M4L6: Science be used a tool for diplomacy?
On March 31, 2016 Prime
Minister Narendra Modi and Belgian Prime Minister Charles Michel inaugurated
the 3.6m Devasthal Optical Telescope (DOT) near Nainital, India. The telescope
optics has been built in collaboration with the Belgian firm Advanced
Mechanical & Optical System (AMOS) and the rest was managed by Aryabhatta
Research Institute of Observational Sciences (ARIES)

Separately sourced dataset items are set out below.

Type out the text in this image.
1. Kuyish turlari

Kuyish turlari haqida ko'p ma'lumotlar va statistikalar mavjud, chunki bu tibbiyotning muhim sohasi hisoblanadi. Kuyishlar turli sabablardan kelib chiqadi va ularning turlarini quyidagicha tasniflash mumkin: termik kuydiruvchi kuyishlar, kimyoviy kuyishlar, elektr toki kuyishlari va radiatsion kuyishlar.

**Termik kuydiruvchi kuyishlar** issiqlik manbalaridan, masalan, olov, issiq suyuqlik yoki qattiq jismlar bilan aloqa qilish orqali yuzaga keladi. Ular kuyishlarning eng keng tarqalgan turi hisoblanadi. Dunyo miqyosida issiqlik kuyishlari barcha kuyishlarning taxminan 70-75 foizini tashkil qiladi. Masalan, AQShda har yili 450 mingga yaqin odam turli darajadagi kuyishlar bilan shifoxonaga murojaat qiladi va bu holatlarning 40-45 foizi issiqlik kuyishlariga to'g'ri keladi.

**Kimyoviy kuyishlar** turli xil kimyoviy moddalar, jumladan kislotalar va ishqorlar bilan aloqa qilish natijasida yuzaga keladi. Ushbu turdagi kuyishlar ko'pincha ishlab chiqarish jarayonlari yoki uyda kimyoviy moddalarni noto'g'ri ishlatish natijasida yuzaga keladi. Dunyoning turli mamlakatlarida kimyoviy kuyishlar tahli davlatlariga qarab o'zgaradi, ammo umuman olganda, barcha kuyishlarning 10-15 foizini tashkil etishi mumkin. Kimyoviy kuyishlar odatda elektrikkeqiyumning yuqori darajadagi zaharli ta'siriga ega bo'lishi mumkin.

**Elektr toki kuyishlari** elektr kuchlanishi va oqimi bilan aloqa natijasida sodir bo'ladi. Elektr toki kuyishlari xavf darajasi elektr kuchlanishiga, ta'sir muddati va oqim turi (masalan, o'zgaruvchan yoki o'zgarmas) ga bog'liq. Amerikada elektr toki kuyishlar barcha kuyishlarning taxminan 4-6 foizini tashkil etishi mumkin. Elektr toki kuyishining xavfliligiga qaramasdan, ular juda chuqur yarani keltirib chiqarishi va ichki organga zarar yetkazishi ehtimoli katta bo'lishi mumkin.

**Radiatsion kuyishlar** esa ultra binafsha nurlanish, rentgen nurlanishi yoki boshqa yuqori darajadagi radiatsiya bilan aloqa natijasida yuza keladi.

The 3.6m DOT is currently the
largest reflecting telescope in Asia and is a clear-aperture Ritchey–Chrétien
telescope
India has also launched a multi-country
collaborative initiative known as ‘Global Relay of Observatories Watching
Transients Happen’ (GROWTH) to observe transient events in the universe. Universities
and research institutes from the US, the UK, Japan, India, Germany, Taiwan and
Israel are part of the initiative.
Under the same, the first
robotic telescope has been installed at Hanle in Ladakh. The 70 cm robotic
telescope, that costs Rs 3.5 Crore has a sensitive camera capable of detecting
even the faintest transients found by partner survey telescopes such as the
Zwicky Transient Facility at Palomar, California. It is also is programmed to
directly communicate with different ground-based and space-based surveys
searching for transient sources. This include other larger facilities operated
by Indian Astronomical Observatory IAO like the Himalayan Chandra Telescope,
the gamma-ray array telescope (HAGAR), and the imaging Cherenkov telescope
(MACE). Space based facilities include ASTROSAT, recently built by Space application
Centre of ISRO.
The
telescope is expected to generate enormous amounts of data - over one thousand
gigabytes in a year. It is a joint project of the Bengaluru-based Indian
Institute of Astrophysics (IIAp) and IIT Bombay. The project is fully funded by
the Science and Engineering Research Board of the Department of Science and
Technology, under the PIRE project, administered by the Indo-US Science and
Technology Forum.
We
will use one more example and then jump to space technology. Back in the year,
2015, India and Norway had together launched a project known as Indarc, Since
Norway is close to Arctic, India chose to collaborate with Norway to study the
impact of Arctic ice melt on Northern Hemisphere.